In dissent, Justice Stevens (joined by Justices Ginsburg, Breyer, and Sotomayor) would have held that—notwithstanding the express language of an arbitration agreement—parties to such an agreement do not evidence a "clear and unmistakable agreement" (First Options of Chicago, Inc. v. Kaplan, 514 U.S. 938 (1995)) to delegate the question of arbitrability to an arbitrator so long as a party raises a "good-faith validity challenge" to the arbitration agreement itself. Thus, in the dissent's view, a court cannot find clear and unmistakable evidence of a valid agreement to arbitrate the gateway issue unless it first resolves a plaintiff's unconscionability challenge.

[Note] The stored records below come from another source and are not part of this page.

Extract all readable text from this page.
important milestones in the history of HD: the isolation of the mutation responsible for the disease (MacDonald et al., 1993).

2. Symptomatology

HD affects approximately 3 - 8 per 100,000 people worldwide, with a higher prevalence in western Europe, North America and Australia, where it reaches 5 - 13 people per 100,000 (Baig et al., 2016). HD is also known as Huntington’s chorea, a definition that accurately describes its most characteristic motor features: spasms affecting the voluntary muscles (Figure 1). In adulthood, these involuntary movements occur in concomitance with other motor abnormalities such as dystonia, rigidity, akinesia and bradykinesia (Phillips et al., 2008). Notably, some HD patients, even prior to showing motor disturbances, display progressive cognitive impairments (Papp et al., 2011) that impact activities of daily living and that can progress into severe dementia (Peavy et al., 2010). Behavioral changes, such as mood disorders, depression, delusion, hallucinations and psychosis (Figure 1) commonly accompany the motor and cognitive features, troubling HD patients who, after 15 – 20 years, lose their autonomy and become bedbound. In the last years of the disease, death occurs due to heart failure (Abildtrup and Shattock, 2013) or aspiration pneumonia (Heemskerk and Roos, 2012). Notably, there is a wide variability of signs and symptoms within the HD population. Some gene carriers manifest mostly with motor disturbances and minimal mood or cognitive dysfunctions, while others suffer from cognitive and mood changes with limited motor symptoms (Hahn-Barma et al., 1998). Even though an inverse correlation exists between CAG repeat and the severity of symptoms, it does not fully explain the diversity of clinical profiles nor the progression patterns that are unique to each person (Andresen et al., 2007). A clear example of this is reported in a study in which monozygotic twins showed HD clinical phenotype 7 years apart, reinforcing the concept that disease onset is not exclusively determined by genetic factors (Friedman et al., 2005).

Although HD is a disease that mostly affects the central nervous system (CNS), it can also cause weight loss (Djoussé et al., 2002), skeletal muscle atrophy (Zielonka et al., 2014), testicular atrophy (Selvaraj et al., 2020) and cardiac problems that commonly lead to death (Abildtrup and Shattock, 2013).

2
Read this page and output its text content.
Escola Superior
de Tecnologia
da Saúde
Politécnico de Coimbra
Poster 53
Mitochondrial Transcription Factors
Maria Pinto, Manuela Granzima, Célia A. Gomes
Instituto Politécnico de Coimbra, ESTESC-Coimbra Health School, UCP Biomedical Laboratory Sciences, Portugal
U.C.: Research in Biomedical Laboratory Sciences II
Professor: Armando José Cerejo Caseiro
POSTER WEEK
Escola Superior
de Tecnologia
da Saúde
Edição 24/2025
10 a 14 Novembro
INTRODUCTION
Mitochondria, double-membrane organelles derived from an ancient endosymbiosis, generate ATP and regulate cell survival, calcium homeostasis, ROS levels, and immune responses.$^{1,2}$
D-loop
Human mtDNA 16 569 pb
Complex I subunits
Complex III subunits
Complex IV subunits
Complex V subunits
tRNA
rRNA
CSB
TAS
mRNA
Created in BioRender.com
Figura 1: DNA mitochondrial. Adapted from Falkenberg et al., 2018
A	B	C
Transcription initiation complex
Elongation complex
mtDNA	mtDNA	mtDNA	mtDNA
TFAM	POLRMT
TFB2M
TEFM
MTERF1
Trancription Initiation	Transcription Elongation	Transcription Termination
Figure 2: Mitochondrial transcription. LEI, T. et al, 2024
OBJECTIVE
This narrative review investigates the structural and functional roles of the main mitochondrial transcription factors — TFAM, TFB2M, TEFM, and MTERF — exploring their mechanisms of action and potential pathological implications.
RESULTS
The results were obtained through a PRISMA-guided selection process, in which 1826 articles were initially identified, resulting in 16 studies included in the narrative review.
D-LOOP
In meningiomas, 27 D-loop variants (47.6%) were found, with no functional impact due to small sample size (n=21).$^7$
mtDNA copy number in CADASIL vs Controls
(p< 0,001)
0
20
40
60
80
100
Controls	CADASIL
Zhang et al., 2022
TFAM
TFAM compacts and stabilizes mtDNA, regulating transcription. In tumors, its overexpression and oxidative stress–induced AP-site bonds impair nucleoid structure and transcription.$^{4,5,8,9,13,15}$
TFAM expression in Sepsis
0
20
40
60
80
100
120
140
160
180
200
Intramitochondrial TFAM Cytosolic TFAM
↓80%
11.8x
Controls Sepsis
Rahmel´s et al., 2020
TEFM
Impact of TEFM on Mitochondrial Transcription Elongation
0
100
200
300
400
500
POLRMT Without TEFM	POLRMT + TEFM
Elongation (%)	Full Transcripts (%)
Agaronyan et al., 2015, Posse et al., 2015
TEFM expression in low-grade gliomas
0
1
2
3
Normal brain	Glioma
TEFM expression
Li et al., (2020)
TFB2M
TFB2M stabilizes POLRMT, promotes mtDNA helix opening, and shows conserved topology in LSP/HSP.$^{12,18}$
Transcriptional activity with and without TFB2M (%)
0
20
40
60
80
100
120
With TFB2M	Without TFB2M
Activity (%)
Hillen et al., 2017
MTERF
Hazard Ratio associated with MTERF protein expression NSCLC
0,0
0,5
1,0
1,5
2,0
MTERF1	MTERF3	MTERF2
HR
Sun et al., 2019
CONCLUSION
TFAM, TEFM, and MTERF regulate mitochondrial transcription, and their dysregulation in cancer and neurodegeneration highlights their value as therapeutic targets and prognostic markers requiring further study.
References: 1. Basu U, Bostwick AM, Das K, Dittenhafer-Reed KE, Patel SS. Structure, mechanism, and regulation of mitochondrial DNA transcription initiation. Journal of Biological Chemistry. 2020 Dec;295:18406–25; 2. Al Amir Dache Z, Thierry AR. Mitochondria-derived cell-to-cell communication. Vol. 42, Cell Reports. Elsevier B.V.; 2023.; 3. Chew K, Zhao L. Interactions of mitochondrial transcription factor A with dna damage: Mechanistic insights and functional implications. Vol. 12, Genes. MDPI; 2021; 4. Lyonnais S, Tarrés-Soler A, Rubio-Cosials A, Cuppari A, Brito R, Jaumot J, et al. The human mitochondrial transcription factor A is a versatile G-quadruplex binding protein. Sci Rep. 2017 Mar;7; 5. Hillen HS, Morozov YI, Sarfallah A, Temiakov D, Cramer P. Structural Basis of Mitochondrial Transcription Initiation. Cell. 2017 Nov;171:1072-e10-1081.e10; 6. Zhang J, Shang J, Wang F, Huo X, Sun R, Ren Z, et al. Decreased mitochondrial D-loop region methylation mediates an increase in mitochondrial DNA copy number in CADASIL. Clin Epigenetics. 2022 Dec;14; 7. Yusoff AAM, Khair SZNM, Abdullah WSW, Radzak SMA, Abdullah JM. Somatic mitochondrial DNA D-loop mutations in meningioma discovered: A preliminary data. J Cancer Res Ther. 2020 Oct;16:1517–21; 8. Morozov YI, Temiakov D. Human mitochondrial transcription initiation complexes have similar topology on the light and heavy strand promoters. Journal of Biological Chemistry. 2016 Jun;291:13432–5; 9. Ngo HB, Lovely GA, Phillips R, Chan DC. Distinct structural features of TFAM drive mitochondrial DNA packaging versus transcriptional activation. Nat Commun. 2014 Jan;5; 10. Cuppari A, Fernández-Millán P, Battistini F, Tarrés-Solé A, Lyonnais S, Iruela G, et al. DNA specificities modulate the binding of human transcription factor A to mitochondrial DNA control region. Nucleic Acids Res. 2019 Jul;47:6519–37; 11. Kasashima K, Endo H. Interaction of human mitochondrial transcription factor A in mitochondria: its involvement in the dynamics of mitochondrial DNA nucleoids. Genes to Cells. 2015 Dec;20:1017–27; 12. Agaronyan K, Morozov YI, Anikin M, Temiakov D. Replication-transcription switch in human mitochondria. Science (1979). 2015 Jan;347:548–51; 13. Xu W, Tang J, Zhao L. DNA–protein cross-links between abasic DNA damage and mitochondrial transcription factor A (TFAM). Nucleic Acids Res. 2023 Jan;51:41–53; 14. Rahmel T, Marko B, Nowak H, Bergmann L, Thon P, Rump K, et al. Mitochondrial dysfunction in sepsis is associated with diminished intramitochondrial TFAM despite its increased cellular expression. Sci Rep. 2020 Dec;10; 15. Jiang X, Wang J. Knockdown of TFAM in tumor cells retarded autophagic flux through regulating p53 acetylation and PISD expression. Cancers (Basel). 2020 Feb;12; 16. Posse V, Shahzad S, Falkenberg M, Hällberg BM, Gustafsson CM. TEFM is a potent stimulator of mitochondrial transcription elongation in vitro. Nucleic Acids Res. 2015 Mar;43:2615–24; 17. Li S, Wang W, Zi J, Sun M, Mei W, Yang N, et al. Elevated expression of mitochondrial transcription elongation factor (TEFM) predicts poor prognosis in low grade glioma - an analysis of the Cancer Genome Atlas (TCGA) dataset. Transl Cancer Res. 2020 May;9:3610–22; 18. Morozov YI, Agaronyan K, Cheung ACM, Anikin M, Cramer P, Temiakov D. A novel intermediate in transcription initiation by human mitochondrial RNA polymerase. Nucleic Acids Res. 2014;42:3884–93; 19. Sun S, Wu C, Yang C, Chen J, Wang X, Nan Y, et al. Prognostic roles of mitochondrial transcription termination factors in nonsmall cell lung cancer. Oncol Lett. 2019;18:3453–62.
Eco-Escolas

Some may argue that the majority's decision makes it more difficult for parties to challenge their arbitration agreement in court. That contention appears overstated. In fact, it is far more likely that plaintiffs who seek to challenge arbitration clauses containing delegation provisions will follow the path suggested in today's decision. By framing their unconscionability arguments as challenges to the delegation provision itself, plaintiffs will be able to secure a judicial determination of whether the arbitration clause at issue is unconscionable and therefore unenforceable. So long as the plaintiff's challenge is directed specifically to the validity of the "delegation provision," the issue must be determined by the courts. 

As a consequence, the Court's decision in Rent-A-Center is likely to have only a limited impact. First, most consumer and employment arbitration agreements do not include a delegation provision, and thus leave issues of arbitrability to be decided by the courts. Second, because the decision leaves open the ability of parties to challenge arbitration agreements containing delegation provisions in court as unconscionable, it is unlikely to spur businesses to engage in the wholesale adoption of such delegation provisions. 

Mayer Brown filed an amicus brief in support of the petitioner.